MICHAEL DELL is quite right to try and twist Blackstone’s arm. He is making his position as chief executive a key negotiating point in return for supporting its offer to cash out all willing shareholders in Dell, the company he founded from his university hall of residence room in 1984, at $14.25 per share.
Dell has a deal of his own on the table, for a leveraged buyout with Silver Lake Partners at $13.65 a share. However, higher offers from Carl Icahn and Blackstone that would still keep the company public and retain some minority shareholders have weakened the support from shareholders for Dell’s plan, so he is considering working with Blackstone as a least worst option.

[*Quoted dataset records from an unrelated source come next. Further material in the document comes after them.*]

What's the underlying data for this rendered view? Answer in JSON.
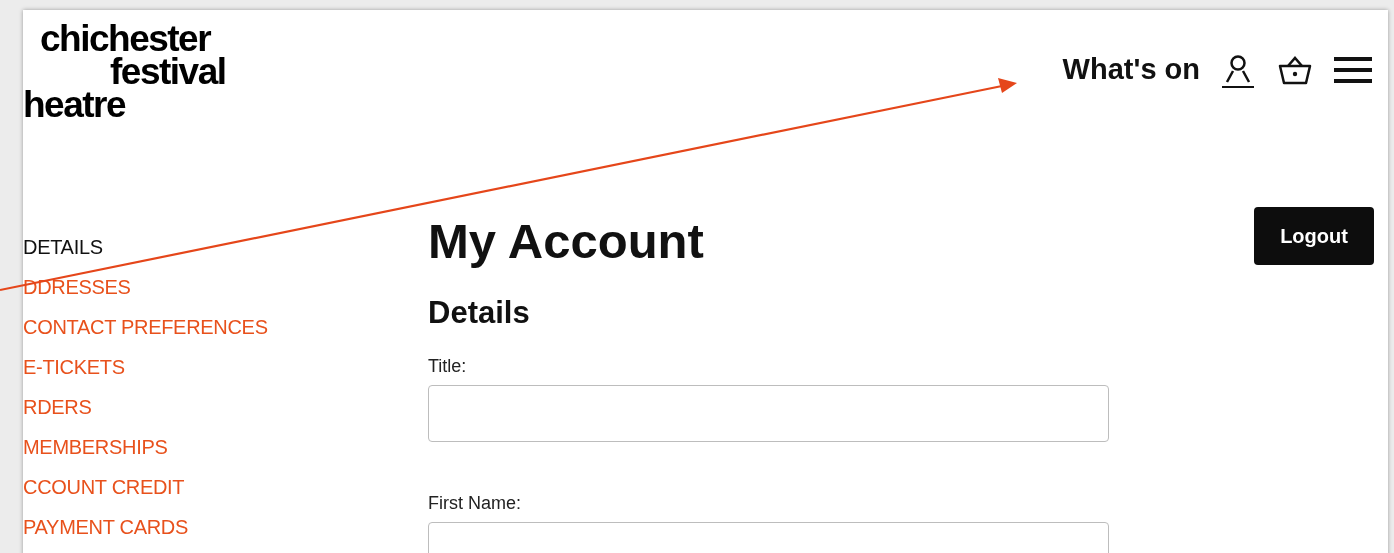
{
  "logo": {
    "lines": [
      "chichester",
      "festival",
      "heatre"
    ]
  },
  "nav": {
    "link": "What's on"
  },
  "sidebar": {
    "items": [
      {
        "label": "DETAILS",
        "selected": true
      },
      {
        "label": "DDRESSES",
        "selected": false
      },
      {
        "label": "CONTACT PREFERENCES",
        "selected": false
      },
      {
        "label": "E-TICKETS",
        "selected": false
      },
      {
        "label": "RDERS",
        "selected": false
      },
      {
        "label": "MEMBERSHIPS",
        "selected": false
      },
      {
        "label": "CCOUNT CREDIT",
        "selected": false
      },
      {
        "label": "PAYMENT CARDS",
        "selected": false
      }
    ]
  },
  "main": {
    "title": "My Account",
    "logout": "Logout",
    "section": "Details",
    "fields": [
      {
        "label": "Title:"
      },
      {
        "label": "First Name:"
      }
    ]
  }
}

Dell holds 15.6 per cent of the company’s shares. But there are better reasons for Blackstone to agree an ongoing leadership role for Dell. The idea of taking Dell private is founded on the belief that only if Dell can do what he wants with the company he built without having to listen to the short-term concerns of shareholders can he restore its fortunes, just as he built them up in the first place. Keeping the company publicly listed may limit his room for manoeuvre, but there is still everything to be said for trusting to the strategic vision of a man with Dell’s track record.

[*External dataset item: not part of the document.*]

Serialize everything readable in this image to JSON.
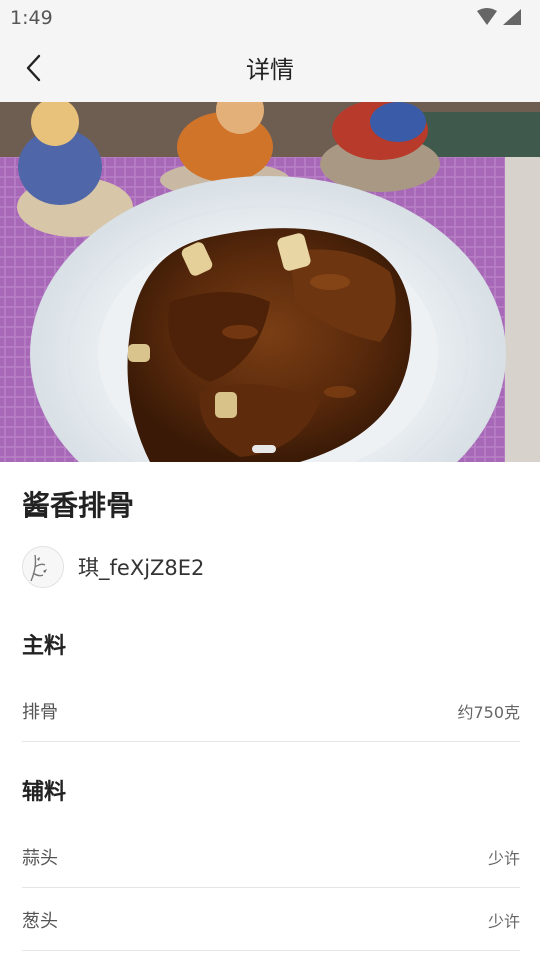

There’s no question that Dell is a company that needs a grand strategic overhaul. It made its name in a PC business that is falling off a cliff in the face of the rising market for tablets, not a significant part of its business, and smartphones, which it does not make. Dell’s sales are also declining faster than the overall PC market, as competitors like China’s Lenovo eat into its market share. Meanwhile the sector’s growth is strongest in emerging markets, where margins are tighter. And the firm’s move into IT solutions isn’t making up for the decline in its core market.
The question is whether Blackstone can cede Dell enough control for him to make a real difference. According to documents out last week, Dell’s base salary if the Silver Lake deal goes through would be $950,000 a year, plus bonus and stock options. More to the point, Dell’s draft contract for heading up Silver Lake’s private Dell gives him the right to walk away at any point for any reason. It would be Dell’s way or the highway.

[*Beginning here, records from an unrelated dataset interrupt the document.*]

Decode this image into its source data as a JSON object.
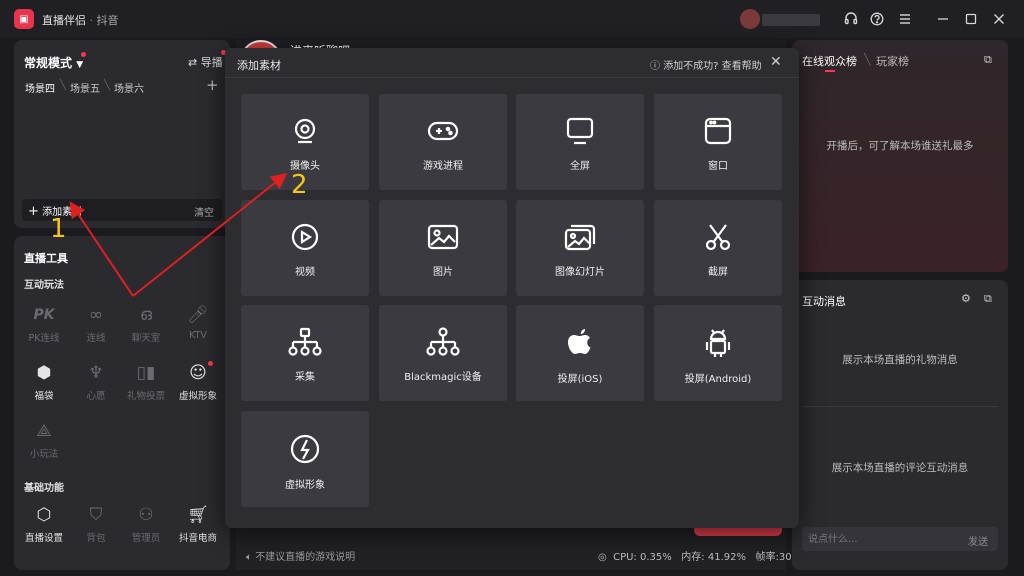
{
  "titlebar": {
    "app_name": "直播伴侣",
    "separator": "·",
    "platform": "抖音"
  },
  "scene_panel": {
    "mode_label": "常规模式",
    "import_label": "导播",
    "tabs": [
      {
        "label": "场景四"
      },
      {
        "label": "场景五"
      },
      {
        "label": "场景六"
      }
    ],
    "add_material": "添加素材",
    "clear": "清空"
  },
  "tools_panel": {
    "title": "直播工具",
    "interactive_title": "互动玩法",
    "interactive": [
      {
        "label": "PK连线",
        "icon": "pk-icon"
      },
      {
        "label": "连线",
        "icon": "link-icon"
      },
      {
        "label": "聊天室",
        "icon": "chatroom-icon"
      },
      {
        "label": "KTV",
        "icon": "mic-icon"
      },
      {
        "label": "福袋",
        "icon": "lucky-bag-icon"
      },
      {
        "label": "心愿",
        "icon": "wish-icon"
      },
      {
        "label": "礼物投票",
        "icon": "vote-icon"
      },
      {
        "label": "虚拟形象",
        "icon": "avatar-icon"
      },
      {
        "label": "小玩法",
        "icon": "mini-game-icon"
      }
    ],
    "basic_title": "基础功能",
    "basic": [
      {
        "label": "直播设置",
        "icon": "settings-icon"
      },
      {
        "label": "背包",
        "icon": "backpack-icon"
      },
      {
        "label": "管理员",
        "icon": "admin-icon"
      },
      {
        "label": "抖音电商",
        "icon": "cart-icon"
      }
    ]
  },
  "center": {
    "live_title": "进来听聊吧~",
    "game_tip": "不建议直播的游戏说明",
    "stats": {
      "cpu": "CPU: 0.35%",
      "memory": "内存: 41.92%",
      "fps": "帧率:30"
    }
  },
  "viewers_panel": {
    "tab_viewers": "在线观众榜",
    "tab_players": "玩家榜",
    "empty_text": "开播后，可了解本场谁送礼最多"
  },
  "message_panel": {
    "title": "互动消息",
    "gift_empty": "展示本场直播的礼物消息",
    "comment_empty": "展示本场直播的评论互动消息",
    "input_placeholder": "说点什么...",
    "send": "发送"
  },
  "modal": {
    "title": "添加素材",
    "help": "添加不成功? 查看帮助",
    "tiles": [
      {
        "label": "摄像头",
        "icon": "camera-icon"
      },
      {
        "label": "游戏进程",
        "icon": "gamepad-icon"
      },
      {
        "label": "全屏",
        "icon": "monitor-icon"
      },
      {
        "label": "窗口",
        "icon": "window-icon"
      },
      {
        "label": "视频",
        "icon": "play-icon"
      },
      {
        "label": "图片",
        "icon": "image-icon"
      },
      {
        "label": "图像幻灯片",
        "icon": "slideshow-icon"
      },
      {
        "label": "截屏",
        "icon": "scissors-icon"
      },
      {
        "label": "采集",
        "icon": "capture-icon"
      },
      {
        "label": "Blackmagic设备",
        "icon": "blackmagic-icon"
      },
      {
        "label": "投屏(iOS)",
        "icon": "apple-icon"
      },
      {
        "label": "投屏(Android)",
        "icon": "android-icon"
      },
      {
        "label": "虚拟形象",
        "icon": "virtual-avatar-icon"
      }
    ]
  },
  "annotations": {
    "step1": "1",
    "step2": "2"
  },
  "colors": {
    "accent": "#ff3355",
    "annotation": "#f5c518",
    "arrow": "#e02020"
  }
}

Right now, looking at the numbers, Dell is a company with more history than future. The greatest asset it possesses is a visionary founder who still thinks he sees a way to turn it into a company built for the twenty-first century IT market.
Investors will need to weigh their options carefully. In supporting Blackstone over Silver Lake, they will be making Dell’s case for him that their priorities conflict with his instincts. So if it does succeed, Blackstone will not only need to put Michael Dell in charge. It will also need to fully support his strategic decisions, including the expensive ones. Dell is the only man who can save the firm – he must be given the tools to do so.